Does My Vagina Smell Healthy? 5 Common Vaginal Odors, Explained

There’s a common misconception going on that the vagina shouldn’t smell. Every vagina has a different scent, which is actually a combination of beneficial vaginal bacteria, the food you eat, your personal hygiene and the amount of sweat your body produces. Some women use perfumes and gels in order to cover up the smell, but this is a dangerous habit that can disrupt your vaginal pH balance and cause further problems.

Some women have a stronger vaginal odor than others. If your vagina smells fishy and is accompanied by swelling, pain or discharge, it may be an indication of a certain health problem. This is why you need to recognize the 5 common vaginal odors. Here they are:

1# Fishy Scent

The fishy scent is something that asks for immediate medical attention as it could indicate bacterial vaginosis, which is an infection caused by a bacterial imbalance in the vagina, or trichomoniasis – a common curable STI. Both of these infections give off a fishy scent, which is sometimes followed by a white or gray discharge. Luckily, both infections are treated with prescription antibiotics.

2# Metallic scent

This scent is most typical immediately after your period or after inside ejaculation, both of which can interfere with the pH of your vagina, and change its odor.

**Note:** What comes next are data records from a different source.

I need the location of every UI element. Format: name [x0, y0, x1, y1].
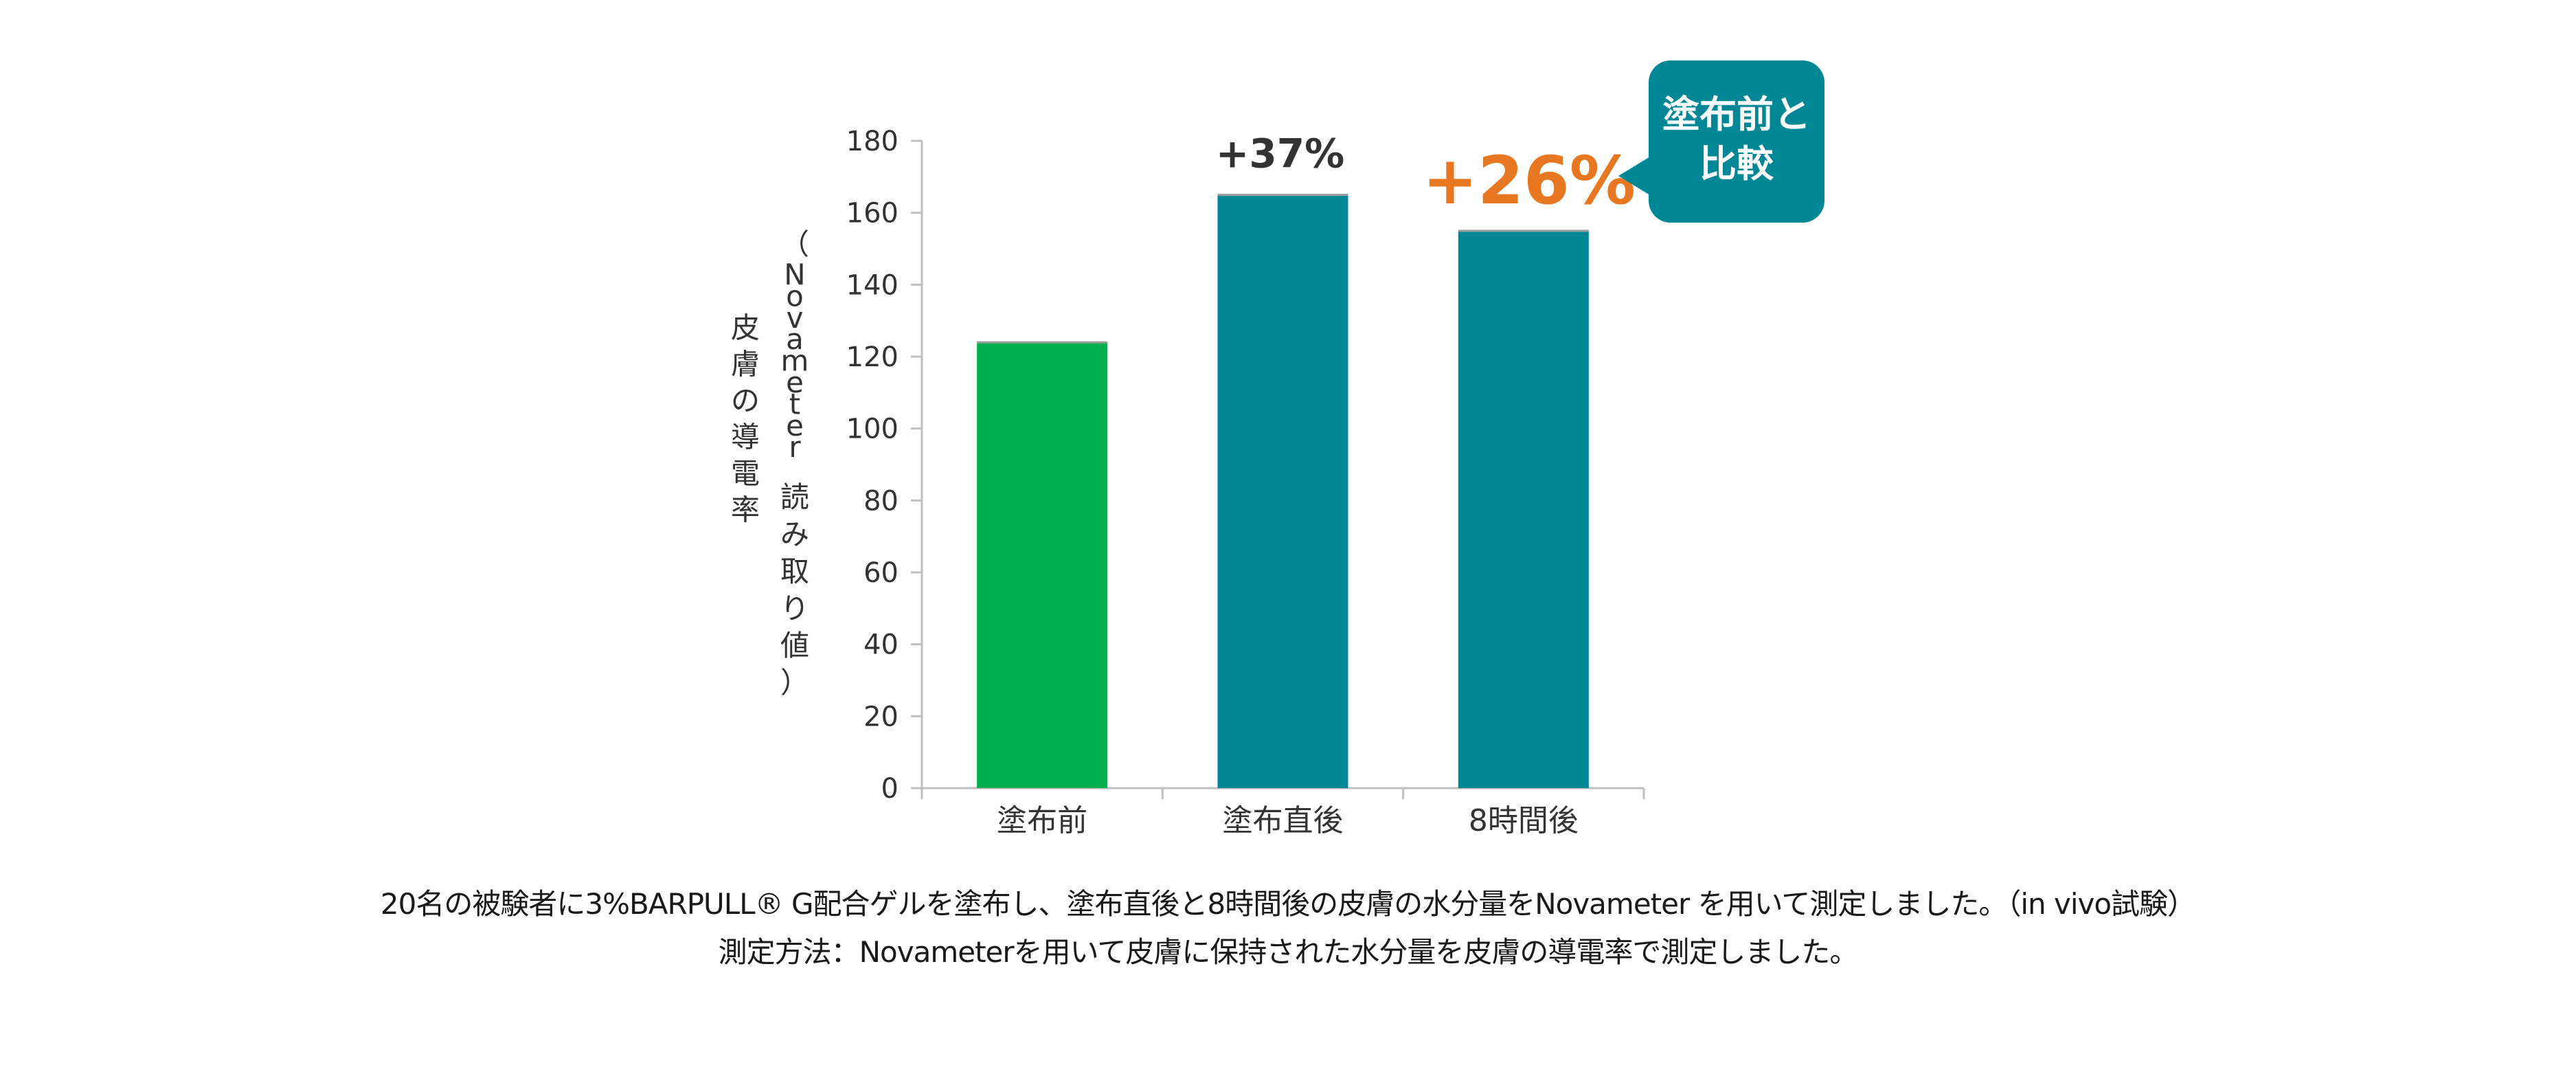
- bars: [977, 194, 1589, 789]
- y-tick-label: 0: [881, 773, 899, 805]
- y-tick-label: 120: [846, 342, 899, 373]
- y-axis-label-line-1: 皮膚の導電率: [731, 311, 760, 527]
- caption-measurement-method: 測定方法：Novameterを用いて皮膚に保持された水分量を皮膚の導電率で測定し…: [718, 935, 1859, 969]
- y-tick-label: 160: [846, 198, 899, 230]
- callout-pointer: [1618, 157, 1650, 195]
- y-tick-label: 60: [863, 557, 899, 589]
- callout-text-line: 比較: [1699, 142, 1774, 186]
- bar-annotations: +37% +26%: [1216, 131, 1636, 219]
- y-tick-label: 140: [846, 269, 899, 301]
- bar: [977, 342, 1108, 789]
- x-tick-label: 8時間後: [1469, 803, 1579, 838]
- bar: [1217, 194, 1348, 788]
- caption-study-description: 20名の被験者に3%BARPULL® G配合ゲルを塗布し、塗布直後と8時間後の皮…: [380, 887, 2196, 921]
- y-axis: 0 20 40 60 80 100 120 140 160 180: [846, 126, 923, 805]
- y-tick-label: 20: [863, 701, 899, 732]
- callout-box: [1649, 60, 1824, 223]
- x-axis: 塗布前 塗布直後 8時間後: [920, 787, 1645, 838]
- bar: [1458, 230, 1589, 788]
- x-tick-label: 塗布前: [997, 803, 1087, 838]
- x-tick-label: 塗布直後: [1223, 803, 1344, 838]
- y-tick-label: 40: [863, 629, 899, 661]
- y-tick-label: 80: [863, 485, 899, 517]
- percent-change-label: +26%: [1423, 142, 1636, 219]
- y-tick-label: 100: [846, 414, 899, 445]
- percent-change-label: +37%: [1216, 131, 1344, 177]
- callout-text-line: 塗布前と: [1662, 93, 1811, 136]
- y-tick-label: 180: [846, 126, 899, 157]
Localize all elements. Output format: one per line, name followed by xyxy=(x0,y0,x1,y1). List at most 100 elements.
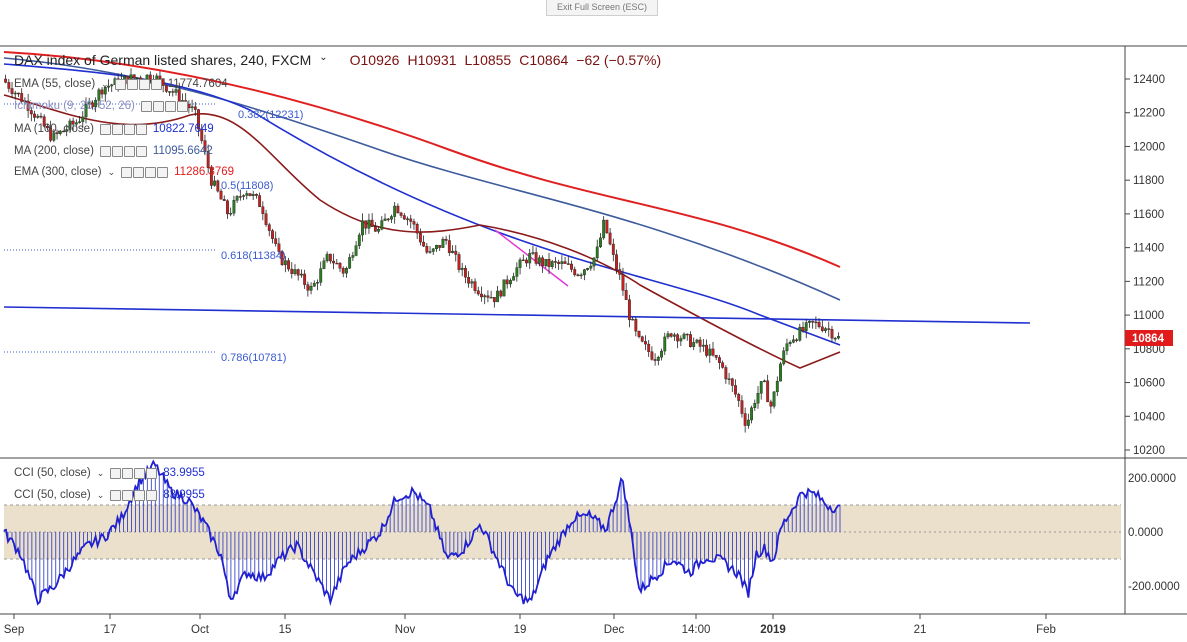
more-icon[interactable] xyxy=(134,489,146,501)
close-icon[interactable] xyxy=(150,78,162,90)
close-icon[interactable] xyxy=(176,100,188,112)
more-icon[interactable] xyxy=(138,78,150,90)
chevron-down-icon[interactable]: ⌄ xyxy=(319,52,328,63)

This scent is typically short-term. Should it persist long after your period is gone, it’s well worth discussing with your gynecologist?

3# Yeasty / Bread scent

The thing with yeast infections is that they don’t normally produce a smell, or only give off a mild, bread-like odor, which can actually help you to tell a yeast from bacterial infection. Yeast infections are accompanied by other symptoms, such as thick, white discharge or itchiness.

4# Musky scent

If your vaginal smell is turning heavier and slightly muskier than your normal one, it either means that you’ve been sweating a lot, or that you’ve been wearing tight pants or underwear thus leaving little breathing room for your vagina. In this case, you could use some mild soap for intimate hygiene and wear loose-fitting clothes every now and then. This smell, however, isn’t alarming.

5# Rotten scent

A rotten vaginal scent is something that asks for immediate medical attention because it could be a sign of a lost tampon. Surprisingly, this happens far more often than you can imagine. On the plus side, a tampon that has remained inside your vagina will normally stay near the top of the vagina, until removed, which means it won’t travel to another part of your body.

Apart from the above-mentioned risk factors that can influence your vaginal smell, there are other factors that can change the smell of your lady parts. According to Sara Gottfried, M.D. and author of The Hormone Cure, “many women notice after having their periods that there is a different odor.” The normal pH of the vagina is below 4.7, which means it’s naturally acidic. Having your period also changes the vaginal pH because menstrual blood has a pH of 7.4. Semen, on the other hand, has a pH level of about 8, so inside ejaculation can also affect your vaginal smell.

But, on the plus side, keeping your vagina clean and healthy is easier than you think. As Gottfried explains “the vagina is a self-cleaning oven,” which naturally excretes discharge in order to get germs and bacteria out of your body. A bad habit many women get into is douching, which interferes with the vaginal bacteria balance. In reality, gentle soap and some warm water are all you need to maintain your intimate hygiene.

Last, but not least, synthetic underwear is a big NO-NO. It’s the perfect ground for odors; plus, it stimulates sweating. The most vagina-friendly material to use is cotton. Loose-fitting clothes are also recommended as your vagina needs to breathe too.